Republicans Should Become the Party of the Working Class

Scott Alexander just published a piece titled A Modest Proposal For Republicans: Use The Word “Class” and I really like it. It paints a proposal for the Republicans to become the party of the working class.

Scott writes:

It could appeal to the white working class. Everyone agreed these people were Trump’s base, but the media insisted on emphasizing the “white”, as in “WHITE!!! working class”. Your job is to get people thinking “white WORKING CLASS!!! instead. […]

It could appeal to blacks and Hispanics. They’re mostly working-class, so they hate the elites as much as anyone else. So far the left has kept them voting Democrat by scaring them with stories about how racist the white working class is, and convincing them that only Democratic elites can keep them safe. […] The pro-Trump shift among blacks and Hispanics in 2020 proves that minorities are willing to vote Republican once someone frames the conflict in class terms. […]

It could appeal to Republicans who are in it for the capitalism (including the rich donors). You would argue that capitalism is the system that lets people succeed regardless of class; even the most uncouth and uneducated person can strike it rich if they work hard and make good deals.

He goes on by giving lots of examples of how the Democrats really are the party of the elites and do a lot of elitist things. Think about how the class of university educated people talks about how university education is the only way to success all the time. Think about forgiving student loans, which is an incredibly stupid idea. Think about how over 90% of donations from journalists go to the Democrats. There really is a genuine case to make against the Democratic Party.

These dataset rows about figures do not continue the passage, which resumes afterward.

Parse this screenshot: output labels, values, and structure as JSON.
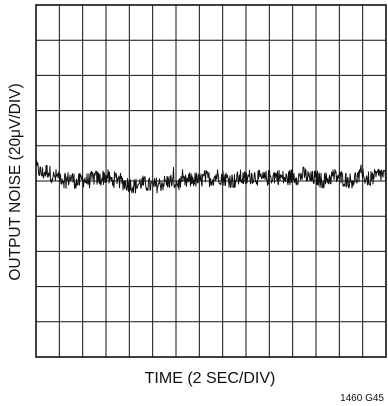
{
  "chart_data": {
    "type": "line",
    "title": "",
    "xlabel": "TIME (2 SEC/DIV)",
    "ylabel": "OUTPUT NOISE (20μV/DIV)",
    "figure_code": "1460 G45",
    "grid": true,
    "x_divisions": 15,
    "y_divisions": 10,
    "xlim": [
      0,
      30
    ],
    "ylim": [
      -100,
      100
    ],
    "x_units": "s",
    "y_units": "μV",
    "series": [
      {
        "color": "#111111",
        "x": [
          0.0,
          0.5,
          1.0,
          1.5,
          2.0,
          2.5,
          3.0,
          3.5,
          4.0,
          4.5,
          5.0,
          5.5,
          6.0,
          6.5,
          7.0,
          7.5,
          8.0,
          8.5,
          9.0,
          9.5,
          10.0,
          10.5,
          11.0,
          11.5,
          12.0,
          12.5,
          13.0,
          13.5,
          14.0,
          14.5,
          15.0,
          15.5,
          16.0,
          16.5,
          17.0,
          17.5,
          18.0,
          18.5,
          19.0,
          19.5,
          20.0,
          20.5,
          21.0,
          21.5,
          22.0,
          22.5,
          23.0,
          23.5,
          24.0,
          24.5,
          25.0,
          25.5,
          26.0,
          26.5,
          27.0,
          27.5,
          28.0,
          28.5,
          29.0,
          29.5,
          30.0
        ],
        "y": [
          8,
          4,
          6,
          2,
          3,
          0,
          2,
          -1,
          1,
          0,
          2,
          1,
          3,
          0,
          2,
          -1,
          -2,
          -3,
          -1,
          -2,
          -3,
          -2,
          -1,
          0,
          -1,
          -2,
          0,
          1,
          0,
          2,
          1,
          3,
          2,
          1,
          0,
          2,
          1,
          3,
          2,
          1,
          2,
          3,
          2,
          1,
          3,
          2,
          4,
          1,
          2,
          0,
          1,
          3,
          2,
          1,
          0,
          2,
          3,
          1,
          2,
          4,
          3
        ]
      }
    ]
  }
}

I especially loved Scott’s idea about prediction markets to address the Republican distrust of experts:

Argue that you love and support legitimate experts, but that the Democrats have invented and propped up a fake concept of expertise as a way of making sure upper-class people who can game admissions to top colleges control the discourse. Your solution will be prediction markets. Yes, really. Repeal all bans on prediction markets and give tax breaks for participating in them, until they have the same kind of liquidity as the S&P500. You’ll get a decentralized, populist, credentialism-free, market-based alternative to expertise. When the prediction markets outperform 75% of experts, fire them and say this proves you were right all along that government-sponsored expertise was just a jobs program for the upper-class. The remaining 25% of experts are cool and you will definitely listen to them very closely about whatever they have to say.

I’m serious about this one. What’s the alternative solution? Republicans are stuck distrusting experts, both because of ideological precommitments and because they’re understandably afraid experts will smuggle pro-Democrat bias into their judgments. But if they don’t trust experts, then sometimes they do incredibly dumb things and refuse to listen to the people who can set them right. Prediction markets – an un-biasable, decentralized form of aggregating expert and non-expert opinion correctly – are the only solution I can imagine working.

It is genuinely interesting to see how the Republican and Democrat party evolved over time. Decades ago the Republicans were the party for black voters, the party of emancipation and the party that fought against poverty. They could become that again.